1957 Cop Killer Asks Forgiveness

Gerald F. Mason wipes aways tears after pleading guilty to murder charges for the 1957 shooting deaths of two California police officers AP

He was 24 when he shot and killed two police officers and 45 years later, facing prison at last, Gerald F. Mason tearfully told his victims' families, "I don't understand why I did this."

Under a plea deal, rape, robbery and kidnapping charges were dropped against the 69-year-old retired service station owner, who apologized in court Monday as he stood before the families and about a dozen members of the El Segundo police department.

He was immediately sentenced to two consecutive life terms.

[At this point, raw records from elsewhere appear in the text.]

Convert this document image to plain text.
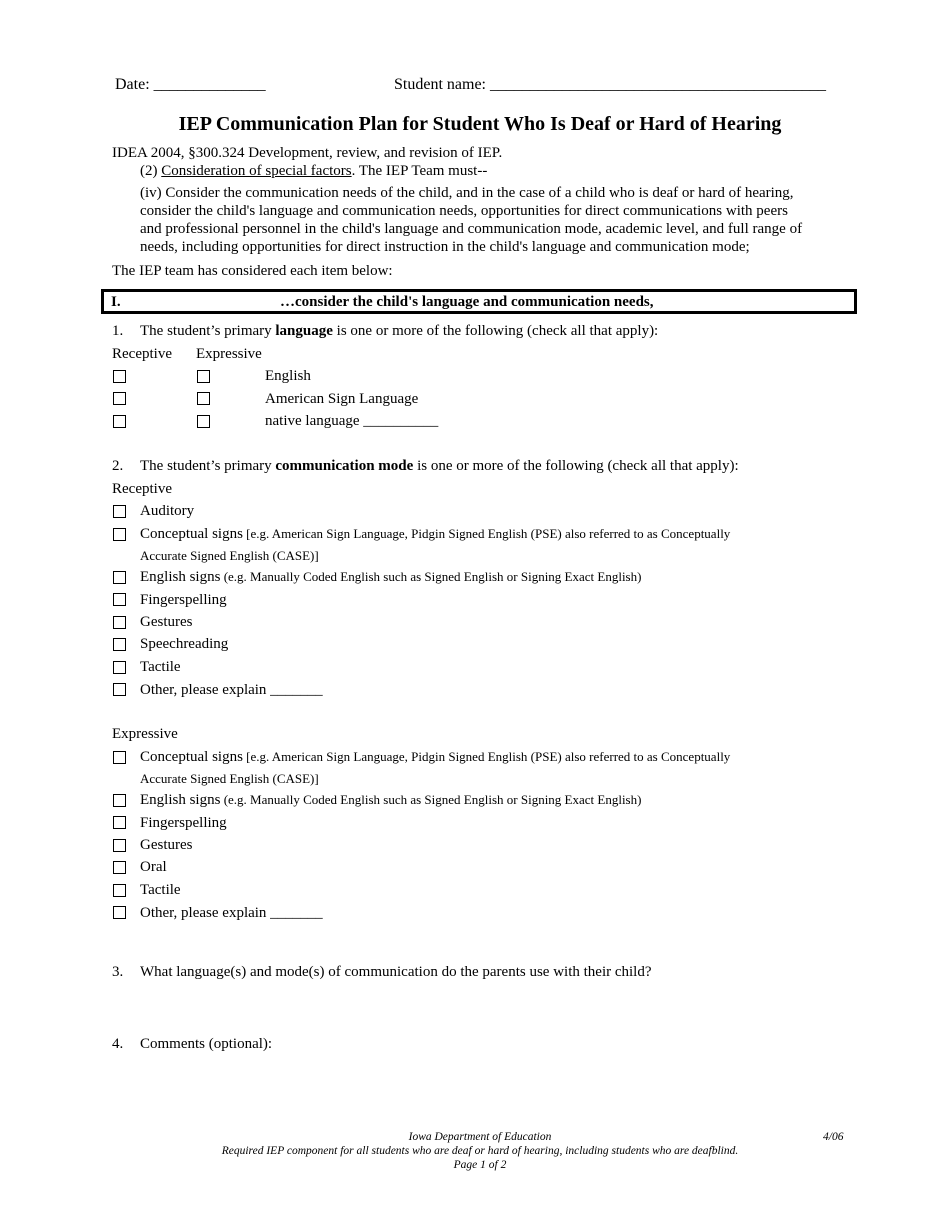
Date: ______________	Student name: __________________________________________
IEP Communication Plan for Student Who Is Deaf or Hard of Hearing
IDEA 2004, §300.324 Development, review, and revision of IEP.
(2) Consideration of special factors. The IEP Team must--
(iv) Consider the communication needs of the child, and in the case of a child who is deaf or hard of hearing,
consider the child's language and communication needs, opportunities for direct communications with peers
and professional personnel in the child's language and communication mode, academic level, and full range of
needs, including opportunities for direct instruction in the child's language and communication mode;
The IEP team has considered each item below:
I.	…consider the child's language and communication needs,
1. The student’s primary language is one or more of the following (check all that apply):
Receptive Expressive
English
American Sign Language
native language __________
2. The student’s primary communication mode is one or more of the following (check all that apply):
Receptive
Auditory
Conceptual signs [e.g. American Sign Language, Pidgin Signed English (PSE) also referred to as Conceptually
Accurate Signed English (CASE)]
English signs (e.g. Manually Coded English such as Signed English or Signing Exact English)
Fingerspelling
Gestures
Speechreading
Tactile
Other, please explain _______
Expressive
Conceptual signs [e.g. American Sign Language, Pidgin Signed English (PSE) also referred to as Conceptually
Accurate Signed English (CASE)]
English signs (e.g. Manually Coded English such as Signed English or Signing Exact English)
Fingerspelling
Gestures
Oral
Tactile
Other, please explain _______
3. What language(s) and mode(s) of communication do the parents use with their child?
4. Comments (optional):
Iowa Department of Education	4/06
Required IEP component for all students who are deaf or hard of hearing, including students who are deafblind.
Page 1 of 2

"I feel like I am dreaming," Mason said. "It makes no sense. It's contrary to everything I believe. At no other time in my life have I intentionally harmed anyone. I don't know why I did this."

"Please forgive me," he said. "Do not be bitter."

The Columbia, S.C., man had been living quietly with his wife of 40 years, giving her and their neighbors no indication that he had a criminal past. He was arrested in January.

No members of Mason's family attended Monday's hearing, and his lawyer in Columbia, Chris Mills, said they would not comment.

"From our perspective, he's acknowledged his responsibility. He's apologized in court," Mill told The State newspaper in Columbia. "Now it's time for everybody to move on with their lives."

Neighbors were shocked.

"We want to think he wasn't guilty because of the way he carried himself," Bill Wilson told the newspaper. Added longtime friend Jimmy Woods: "This is just flabbergasting."

Deputy District Attorney Darren Levine said his office would not oppose a request by Mason to serve his sentence in South Carolina near his wife and family.

El Segundo officers Milton Curtis, 25, and Richard Phillips, 28, were shot to death on July 22, 1957, by a man they had pulled over for running a red light.

About 90 minutes before the shooting, California authorities say Mason robbed two 15-year-old girls and their dates. One of their girls was sexually assaulted.

The case languished until police got a tip last September that someone had bragged about the killings. The lead was false but it prompted a review in which the FBI's fingerprint database matched prints from the stolen car to Mason, who had spent time in jail for a 1956 burglary conviction in South Carolina.

In court Monday, the children of the slain men spoke of the grief their families endured without their fathers.

"Your cowardly act shattered our lives," said Carolyn Phillips, who spoke of her mother's struggle to raise three children. "We cannot and will not forgive you."

Outside court, Keith Curtis, the son of the other slain officer, said he was not moved by Mason's courtroom apology.

"Mr. Mason is sorry now and we heard his apology speech," he said. "He wasn't sorry for 45 years and the only reason we're hearing that apology now is because he got caught."